The resilience of the public health system, however, depends on the quality of the health personnel within the public health system. Medical personnel – including doctors, nurses, pharmacists, technologists and therapists – constitute the sinews of any public health system.
Guyana’s doctors, nurses and other health personnel have been on the frontlines of the local efforts to combat the COVID-19 threat. The nation owes these courageous men and women a debt of gratitude for their professionalism and humanity during this very difficult period.
This Government’s objective of universal health care is all the more important given the present situation. The global pandemic has tested public health systems everywhere. The new reality requires that public health systems increase and strengthen their capacity to address sudden and unexpected outbreaks of communicable diseases by providing more hospital beds, improved protective gear for medical personnel, better communicable diseases surveillance and specialized hospitals, such as this institution, devoted exclusively to infectious diseases.
Your Government has crafted a national response to the pandemic. This institution is an essential element of the emergency response. Government recognised the urgency of having an institution which could be dedicated exclusively to providing treatment to coronavirus patients. The model which we developed in the early days of the pandemic requires us to have the capacity and the capability to achieve accommodation of 197 ICU patients at any one time.
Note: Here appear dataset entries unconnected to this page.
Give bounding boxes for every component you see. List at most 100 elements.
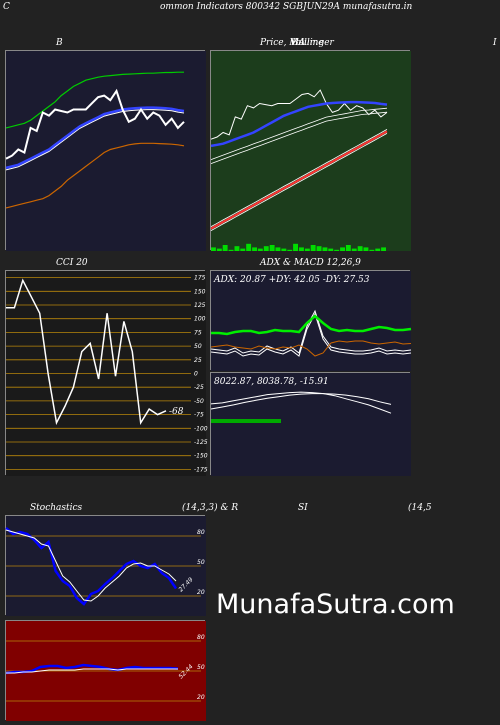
volume-bar <box>351 248 357 251</box>
rsi-tick-label: 20 <box>197 694 205 701</box>
volume-bar <box>334 249 340 251</box>
adx-values-text: ADX: 20.87 +DY: 42.05 -DY: 27.53 <box>213 275 370 285</box>
price-ma-slow-line-upper <box>210 107 388 160</box>
cci-tick-label: -100 <box>194 425 208 432</box>
price-ma-long-line-lower <box>210 133 388 231</box>
stochastics-params-label: (14,3,3) & R <box>182 503 239 513</box>
bollinger-mid-line-shadow <box>5 109 185 171</box>
volume-bar <box>222 245 228 251</box>
cci-tick-label: 125 <box>194 302 206 309</box>
bollinger-price-line <box>5 88 185 160</box>
volume-bar <box>310 245 316 251</box>
panel-background <box>211 373 411 476</box>
price-ma-chart <box>210 51 411 251</box>
rsi-tick-label: 50 <box>197 664 205 671</box>
stochastics-d-line <box>5 529 177 602</box>
price-ma-overlay-label: Volume <box>290 38 324 48</box>
macd-histogram <box>211 419 281 423</box>
page-title-text: ommon Indicators 800342 SGBJUN29A munafa… <box>160 2 413 12</box>
stochastics-k-line <box>5 527 178 606</box>
volume-bar <box>257 248 263 251</box>
cci-value-label: -68 <box>169 407 184 417</box>
volume-bar <box>381 247 386 251</box>
macd-chart: 8022.87, 8038.78, -15.91 <box>210 373 411 476</box>
rsi-tick-label: 80 <box>197 634 205 641</box>
stochastics-panel-label: Stochastics <box>30 503 83 513</box>
volume-bar <box>293 243 298 251</box>
cci-chart: 175 150 125 100 75 50 25 0 -25 -50 -75 -100 -125 -150… <box>6 271 208 476</box>
cci-tick-label: 0 <box>194 371 198 378</box>
price-ma-long-line <box>210 130 388 230</box>
volume-bar <box>246 243 252 251</box>
price-ma-panel-label: Price, MA <box>260 38 306 48</box>
rsi-line <box>5 663 179 675</box>
volume-bar <box>340 247 345 251</box>
cci-tick-label: -175 <box>194 466 208 473</box>
cci-tick-label: -25 <box>194 384 204 391</box>
cci-tick-label: 25 <box>194 357 202 364</box>
cci-tick-label: -150 <box>194 453 208 460</box>
bollinger-panel-label: B <box>56 38 63 48</box>
macd-line <box>210 391 392 414</box>
bollinger-mid-line <box>5 106 185 170</box>
price-ma-extra-label: Bollinger <box>292 38 334 48</box>
rsi-params-label: (14,5 <box>408 503 432 513</box>
stochastics-tick-label: 20 <box>197 589 205 596</box>
stochastics-panel: 80 50 20 27.49 <box>5 515 206 616</box>
price-ma-fast-line <box>210 100 388 148</box>
volume-bar <box>252 247 257 251</box>
adx-macd-panel-label: ADX & MACD 12,26,9 <box>260 258 361 268</box>
bollinger-lower-line <box>5 142 185 209</box>
price-ma-panel <box>210 50 411 251</box>
volume-bar <box>299 247 304 251</box>
volume-bar <box>234 246 240 251</box>
bollinger-upper-line <box>5 71 184 129</box>
price-ma-slow-line-lower <box>210 111 388 164</box>
cci-tick-label: 75 <box>194 329 202 336</box>
bollinger-panel <box>5 50 206 251</box>
volume-bar <box>357 246 363 251</box>
volume-bar <box>263 246 269 251</box>
volume-bar <box>216 248 222 251</box>
macd-panel: 8022.87, 8038.78, -15.91 <box>210 372 411 476</box>
plus-di-line <box>211 314 412 336</box>
volume-bar <box>240 248 246 251</box>
volume-bar <box>211 247 216 251</box>
volume-bar <box>328 248 334 251</box>
volume-bar <box>287 249 293 251</box>
rsi-signal-line <box>6 668 178 674</box>
macd-values-text: 8022.87, 8038.78, -15.91 <box>214 377 329 387</box>
volume-bar <box>275 247 281 251</box>
cci-tick-label: -75 <box>194 412 204 419</box>
volume-bar <box>369 249 375 251</box>
cci-tick-label: -125 <box>194 439 208 446</box>
volume-bar <box>363 247 369 251</box>
panel-background <box>211 51 411 251</box>
cci-tick-label: 175 <box>194 275 206 282</box>
cci-tick-label: -50 <box>194 398 204 405</box>
cci-line <box>6 278 167 426</box>
adx-chart: ADX: 20.87 +DY: 42.05 -DY: 27.53 <box>210 271 412 371</box>
volume-bar <box>316 246 322 251</box>
minus-di-line <box>210 340 412 357</box>
volume-bar <box>322 247 328 251</box>
volume-bar <box>345 245 351 251</box>
volume-bar <box>281 248 287 251</box>
volume-bar <box>304 248 310 251</box>
price-ma-edge-label: I <box>493 38 497 48</box>
volume-bar <box>269 245 275 251</box>
rsi-panel-label: SI <box>298 503 308 513</box>
cci-tick-label: 50 <box>194 343 202 350</box>
volume-bar <box>375 248 381 251</box>
stochastics-tick-label: 50 <box>197 559 205 566</box>
cci-tick-label: 100 <box>194 316 206 323</box>
bollinger-chart <box>5 51 206 251</box>
adx-line-shadow <box>210 312 412 357</box>
volume-bar <box>228 249 234 251</box>
page-title-prefix: C <box>3 2 10 12</box>
adx-panel: ADX: 20.87 +DY: 42.05 -DY: 27.53 <box>210 270 412 371</box>
watermark: MunafaSutra.com <box>216 589 455 620</box>
rsi-panel: 80 50 20 52.44 <box>5 620 206 721</box>
stochastics-tick-label: 80 <box>197 529 205 536</box>
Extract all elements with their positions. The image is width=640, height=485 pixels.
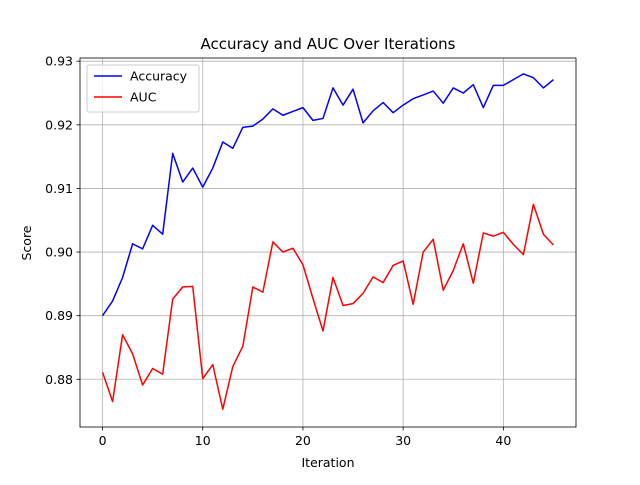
chart-title: Accuracy and AUC Over Iterations bbox=[200, 35, 455, 53]
x-tick-label: 20 bbox=[295, 433, 311, 448]
y-tick-label: 0.90 bbox=[45, 245, 73, 260]
series-line-auc bbox=[101, 203, 555, 410]
x-axis-label: Iteration bbox=[301, 455, 354, 470]
plot-frame bbox=[79, 57, 577, 428]
x-tick-label: 0 bbox=[99, 433, 107, 448]
x-tick-label: 40 bbox=[495, 433, 511, 448]
series-line-accuracy bbox=[101, 73, 554, 317]
legend-label-accuracy: Accuracy bbox=[130, 69, 188, 84]
series-lines bbox=[101, 73, 555, 410]
plot-area bbox=[80, 58, 576, 427]
y-axis-label: Score bbox=[19, 225, 34, 260]
y-tick-label: 0.89 bbox=[45, 308, 73, 323]
grid-lines bbox=[80, 58, 576, 427]
legend: Accuracy AUC bbox=[86, 64, 200, 113]
y-tick-label: 0.93 bbox=[45, 54, 73, 69]
y-tick-label: 0.88 bbox=[45, 372, 73, 387]
x-tick-label: 30 bbox=[395, 433, 411, 448]
legend-label-auc: AUC bbox=[130, 90, 157, 105]
y-tick-label: 0.91 bbox=[45, 181, 73, 196]
x-tick-label: 10 bbox=[195, 433, 211, 448]
y-tick-label: 0.92 bbox=[45, 117, 73, 132]
axis-ticks: 0 10 20 30 40 0.88 0.89 0.90 0.91 0.92 0.93 bbox=[45, 54, 511, 448]
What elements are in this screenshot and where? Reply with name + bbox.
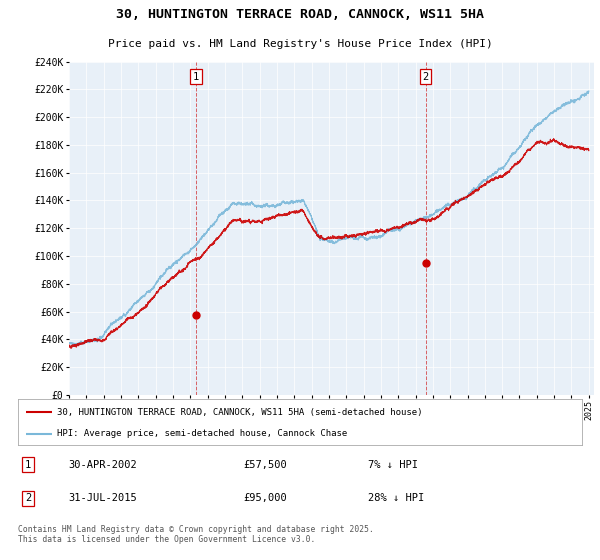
Text: £95,000: £95,000 — [244, 493, 287, 503]
Text: 1: 1 — [25, 460, 31, 470]
Text: Price paid vs. HM Land Registry's House Price Index (HPI): Price paid vs. HM Land Registry's House … — [107, 39, 493, 49]
Text: 28% ↓ HPI: 28% ↓ HPI — [368, 493, 424, 503]
Text: 2: 2 — [25, 493, 31, 503]
Text: 30, HUNTINGTON TERRACE ROAD, CANNOCK, WS11 5HA (semi-detached house): 30, HUNTINGTON TERRACE ROAD, CANNOCK, WS… — [58, 408, 423, 417]
Text: Contains HM Land Registry data © Crown copyright and database right 2025.
This d: Contains HM Land Registry data © Crown c… — [18, 525, 374, 544]
Text: 1: 1 — [193, 72, 199, 82]
Text: £57,500: £57,500 — [244, 460, 287, 470]
Text: 30, HUNTINGTON TERRACE ROAD, CANNOCK, WS11 5HA: 30, HUNTINGTON TERRACE ROAD, CANNOCK, WS… — [116, 8, 484, 21]
Text: 30-APR-2002: 30-APR-2002 — [69, 460, 137, 470]
Text: HPI: Average price, semi-detached house, Cannock Chase: HPI: Average price, semi-detached house,… — [58, 429, 348, 438]
Text: 7% ↓ HPI: 7% ↓ HPI — [368, 460, 418, 470]
Text: 2: 2 — [422, 72, 429, 82]
Text: 31-JUL-2015: 31-JUL-2015 — [69, 493, 137, 503]
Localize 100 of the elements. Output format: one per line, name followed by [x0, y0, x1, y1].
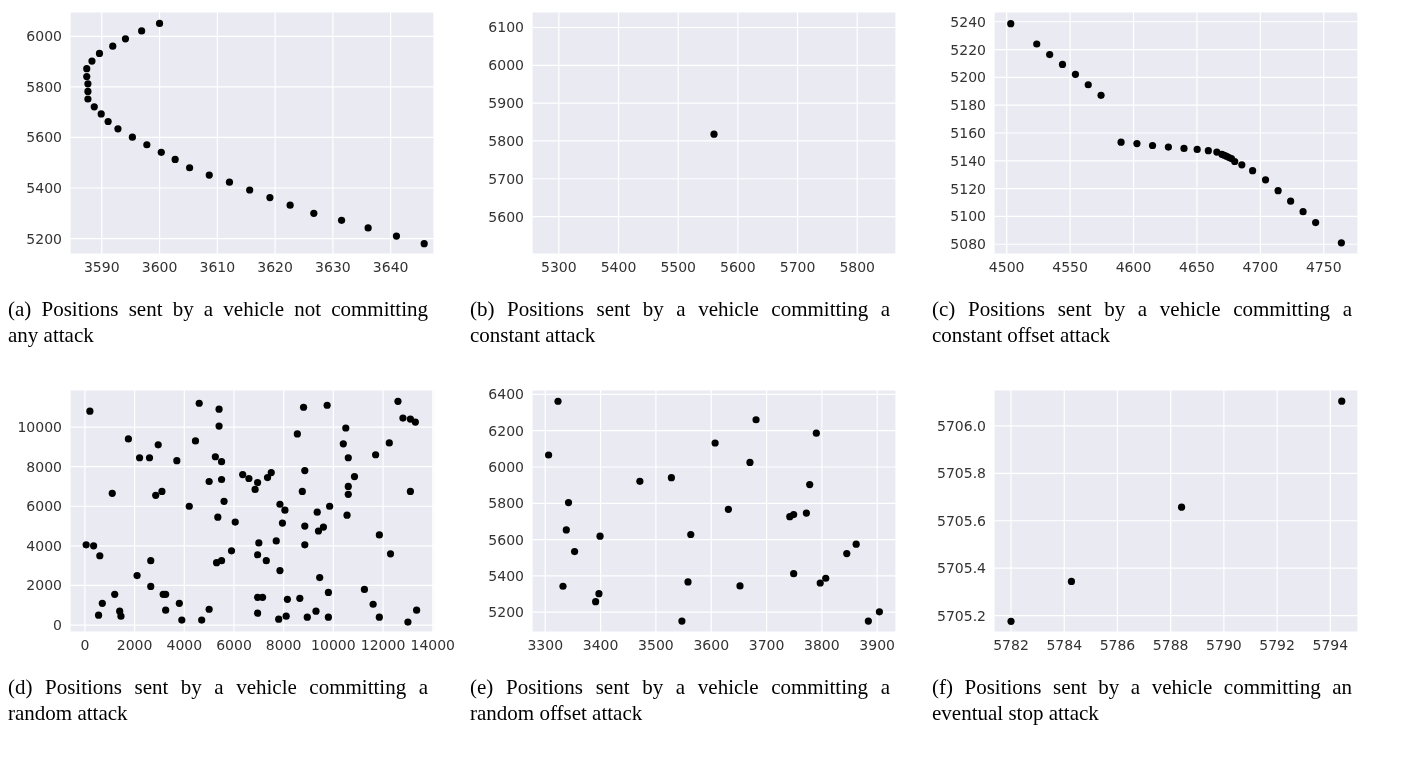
point [596, 532, 604, 540]
x-tick-label: 6000 [216, 636, 252, 653]
point [121, 35, 130, 43]
y-tick-label: 5100 [950, 208, 986, 225]
y-tick-label: 5120 [950, 180, 986, 197]
text: (f) Positions sent by a vehicle committing an eventual stop attack [932, 674, 1352, 726]
text: (a) Positions sent by a vehicle not committing any attack [8, 296, 428, 348]
point [736, 582, 744, 590]
y-tick-label: 2000 [26, 577, 62, 594]
x-tick-label: 14000 [410, 636, 456, 653]
y-tick-label: 5705.4 [937, 560, 987, 577]
y-tick-label: 5200 [26, 230, 62, 247]
x-tick-label: 12000 [360, 636, 406, 653]
y-tick-label: 6100 [488, 19, 524, 36]
x-tick-label: 5790 [1206, 636, 1242, 653]
y-tick-label: 5080 [950, 236, 986, 253]
y-tick-label: 6000 [488, 458, 524, 475]
x-tick-label: 5400 [600, 258, 637, 275]
point [562, 526, 570, 534]
y-tick-label: 6200 [488, 422, 524, 439]
point [84, 87, 92, 95]
text: (e) Positions sent by a vehicle committing a random offset attack [470, 674, 890, 726]
y-tick-label: 6000 [488, 57, 524, 74]
y-tick-label: 5700 [488, 170, 524, 187]
x-tick-label: 2000 [116, 636, 153, 653]
point [88, 57, 96, 65]
y-tick-label: 6000 [26, 498, 62, 515]
point [1193, 145, 1201, 154]
point [711, 439, 719, 447]
point [157, 148, 165, 156]
point [1148, 141, 1157, 150]
y-tick-label: 0 [53, 617, 62, 634]
point [392, 232, 401, 240]
point [186, 164, 194, 172]
point [1164, 143, 1172, 151]
y-tick-label: 6400 [488, 386, 524, 403]
y-tick-label: 5800 [488, 132, 524, 149]
point [1058, 60, 1067, 69]
point [95, 49, 104, 58]
point [812, 429, 820, 437]
point [138, 27, 146, 35]
point [1117, 138, 1125, 146]
point [337, 216, 346, 224]
point [266, 194, 274, 202]
point [595, 590, 603, 598]
point [1337, 239, 1345, 247]
point [90, 103, 98, 111]
point [1007, 617, 1015, 625]
x-tick-label: 5788 [1152, 636, 1189, 653]
point [1312, 218, 1320, 227]
y-tick-label: 5900 [488, 95, 524, 112]
point [802, 509, 810, 517]
point [545, 451, 553, 459]
point [843, 549, 851, 558]
point [109, 42, 117, 50]
point [592, 598, 600, 606]
point [816, 579, 824, 587]
x-tick-label: 3900 [859, 636, 896, 653]
point [564, 498, 573, 507]
point [97, 110, 105, 118]
y-tick-label: 5800 [26, 78, 62, 95]
x-tick-label: 3500 [638, 636, 674, 653]
x-tick-label: 3700 [748, 636, 785, 653]
x-tick-label: 5500 [660, 258, 697, 275]
y-tick-label: 5600 [26, 129, 62, 146]
x-tick-label: 3640 [372, 258, 409, 275]
y-tick-label: 8000 [26, 458, 62, 475]
y-tick-label: 5220 [950, 41, 986, 58]
x-tick-label: 5794 [1312, 636, 1349, 653]
y-tick-label: 5400 [26, 179, 62, 196]
y-tick-label: 4000 [26, 537, 62, 554]
y-tick-label: 5706.0 [937, 417, 986, 434]
point [864, 617, 872, 625]
x-tick-label: 3600 [693, 636, 730, 653]
x-tick-label: 4750 [1305, 258, 1342, 275]
point [420, 240, 428, 248]
x-tick-label: 4000 [166, 636, 203, 653]
y-tick-label: 5600 [488, 531, 524, 548]
x-tick-label: 4500 [988, 258, 1025, 275]
point [1071, 70, 1080, 78]
point [114, 125, 122, 133]
point [84, 80, 92, 88]
x-tick-label: 3600 [141, 258, 178, 275]
x-tick-label: 3610 [199, 258, 236, 275]
point [286, 201, 294, 209]
point [1097, 91, 1105, 99]
x-tick-label: 5700 [779, 258, 816, 275]
point [364, 224, 372, 232]
y-tick-label: 5400 [488, 567, 524, 584]
point [83, 65, 91, 73]
text: (b) Positions sent by a vehicle committing a constant attack [470, 296, 890, 348]
x-tick-label: 5300 [541, 258, 577, 275]
y-tick-label: 5240 [950, 13, 986, 30]
point [684, 578, 692, 586]
text: (d) Positions sent by a vehicle committing a random attack [8, 674, 428, 726]
point [128, 133, 136, 141]
y-tick-label: 5140 [950, 152, 986, 169]
x-tick-label: 5786 [1099, 636, 1136, 653]
point [1231, 157, 1239, 166]
point [790, 570, 798, 578]
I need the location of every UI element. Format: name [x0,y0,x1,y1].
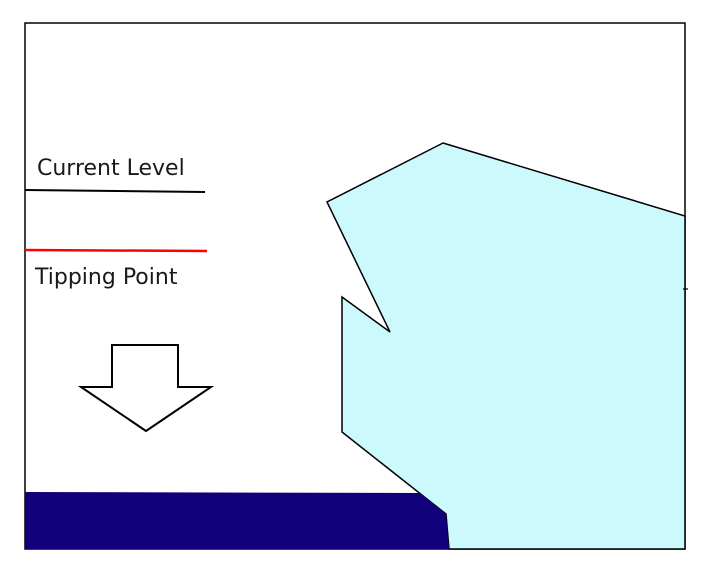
current-level-label: Current Level [37,156,185,181]
down-arrow-icon [77,344,215,433]
water-body [25,492,449,549]
tipping-point-label: Tipping Point [34,265,178,290]
current-level-line [24,189,206,193]
tipping-point-line [24,248,208,253]
ice-cliff [326,142,686,550]
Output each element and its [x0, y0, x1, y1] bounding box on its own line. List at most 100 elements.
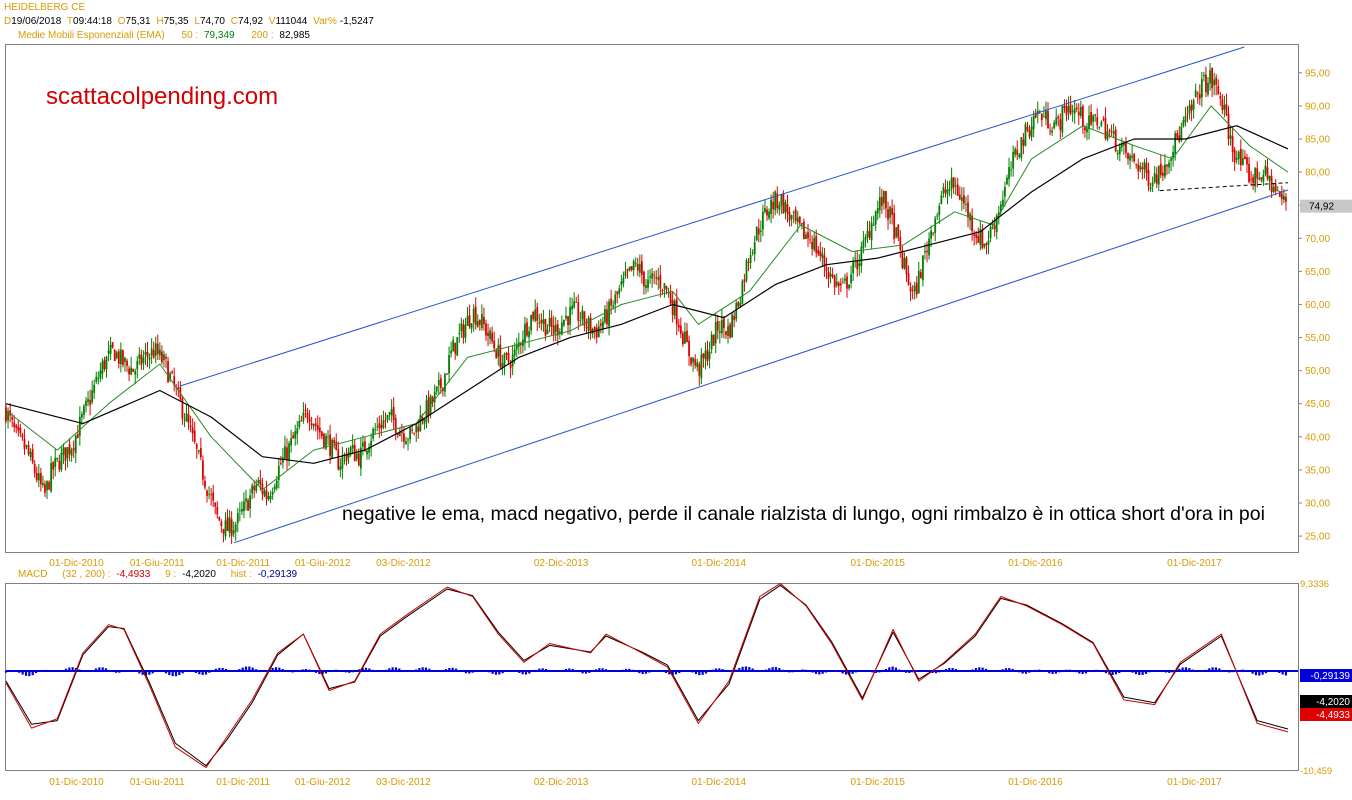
candle-body [284, 446, 286, 459]
ema50-value: 79,349 [203, 30, 235, 41]
candle-body [844, 278, 846, 281]
candle-body [819, 251, 822, 257]
candle-body [439, 378, 442, 388]
candle-body [156, 343, 159, 354]
candle-body [930, 230, 932, 239]
candle-body [288, 443, 290, 461]
candle-body [679, 325, 682, 334]
candle-body [458, 332, 461, 335]
candle-body [177, 387, 180, 389]
candle-body [337, 449, 340, 470]
candle-body [903, 258, 906, 269]
candle-body [390, 409, 393, 416]
candle-body [938, 205, 941, 216]
candle-body [386, 414, 389, 420]
candle-body [979, 229, 982, 245]
candle-body [967, 202, 969, 218]
candle-body [800, 222, 803, 225]
candle-body [866, 230, 869, 238]
candle-body [655, 277, 658, 279]
candle-body [97, 378, 100, 380]
price-x-tick-label: 01-Dic-2016 [1008, 558, 1063, 569]
candle-body [1178, 135, 1181, 142]
candle-body [948, 189, 951, 191]
candle-body [208, 493, 210, 495]
candle-body [772, 201, 775, 210]
candle-body [1207, 82, 1209, 95]
candle-body [19, 427, 22, 434]
price-y-tick-label: 95,00 [1305, 68, 1330, 79]
candle-body [1067, 106, 1070, 113]
candle-body [282, 457, 284, 463]
macd-x-tick-label: 01-Giu-2011 [130, 777, 185, 788]
candle-body [647, 279, 649, 288]
candle-body [710, 334, 713, 350]
candle-body [382, 420, 385, 428]
candle-body [792, 212, 795, 214]
candle-body [889, 206, 891, 218]
candle-body [413, 432, 416, 434]
candle-body [850, 274, 852, 284]
candle-body [597, 326, 600, 338]
candle-body [809, 239, 811, 241]
candle-body [349, 447, 352, 455]
candle-body [195, 444, 198, 449]
candle-body [44, 484, 46, 493]
candle-body [706, 349, 709, 362]
candle-body [1092, 115, 1095, 122]
candle-body [936, 215, 939, 217]
macd-panel-frame [5, 583, 1299, 771]
ema-legend-label: Medie Mobili Esponenziali (EMA) [18, 30, 165, 41]
candle-body [805, 234, 807, 239]
candle-body [347, 452, 350, 459]
signal-value-box [1300, 695, 1352, 708]
candle-body [212, 492, 215, 501]
candle-body [798, 216, 801, 224]
candle-body [495, 350, 498, 359]
candle-body [841, 281, 844, 283]
candle-body [335, 441, 338, 451]
candle-body [921, 255, 924, 280]
candle-body [306, 412, 309, 419]
candle-body [189, 425, 192, 428]
candle-body [115, 352, 118, 359]
candle-body [1086, 128, 1088, 133]
candle-body [476, 321, 479, 327]
candle-body [1203, 75, 1205, 77]
candle-body [657, 277, 660, 280]
candle-body [1047, 110, 1049, 129]
candle-body [954, 185, 957, 187]
candle-body [1237, 151, 1240, 159]
candle-body [417, 426, 420, 432]
candle-body [448, 354, 450, 374]
candle-body [5, 407, 7, 421]
candle-body [665, 286, 668, 290]
candle-body [1127, 152, 1129, 159]
candle-body [185, 413, 188, 422]
candle-body [204, 480, 206, 488]
candle-body [107, 350, 110, 354]
candle-body [39, 473, 42, 485]
candle-body [296, 428, 299, 435]
candle-body [435, 386, 438, 392]
candle-body [357, 452, 360, 466]
candle-body [1211, 67, 1214, 89]
candle-body [1180, 126, 1183, 140]
macd-panel [4, 582, 1298, 769]
price-y-tick-label: 45,00 [1305, 399, 1330, 410]
candle-body [1227, 113, 1230, 140]
candle-body [487, 332, 489, 336]
candle-body [1233, 149, 1236, 163]
candle-body [80, 414, 83, 418]
candle-body [17, 426, 20, 431]
candle-body [1198, 93, 1201, 99]
candle-body [614, 294, 617, 305]
candle-body [275, 480, 278, 489]
candle-body [608, 301, 610, 327]
candle-body [581, 310, 584, 320]
candle-body [403, 433, 405, 442]
candle-body [154, 343, 157, 356]
candle-body [411, 429, 414, 431]
candle-body [782, 193, 785, 214]
candle-body [1006, 177, 1008, 185]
This institution is strategic. It will be used primarily for COVID-19 patients but, eventually, will become a fully-specialized communicable disease hospital. It is an important step forward towards protecting our people from epidemic disease. It is always preferable for infectious patients to be isolated away from the general hospital population so as to reduce the risk of transmission and to ensure a better environment for treatment and recuperation.
Your Government continues to urge everyone to practice personal measures – avoid leaving home; avoid gatherings of more than five persons; avoid visiting sick persons; avoid coughing and sneezing in the presence of other persons; avoid touching other persons; avoid touching parts of your own faces; and adopt the habit of washing of hands frequently and thoroughly. We must continue to observe the rules of social distancing, by wearing face masks and practicing good hand hygiene.
We will win the fight against the COVID-19 and other communicable diseases. Exercising personal and social responsibility will help keep our people safe.
Human lives are our most precious resource. Human health is being threatened by the increasing incidence of transnational infectious diseases. These diseases, unfortunately, are not expected to disappear completely. The country’s public health systems, therefore, must never be found deficit in responding to emerging communicable diseases.
Citizens have had to make personal sacrifices in order to contribute to the national effort to suppress the spread of the pandemic. I thank all Guyanese everywhere for the sacrifices which they have made.
Guyanese can be assured that no effort will be spared, now or in the future, to protect the nation’s health. Every life matters.
I thank the Ministry of Public Health and all of those who have worked to have this institution ready to treat patients. I look forward to the institution helping patients to have their health restored.
I look forward to the proper management of this institution, built with public funds and to serve a public purpose. It is my pleasure – in keeping with the new reality – to declare open this infectious disease Centre. I thank you.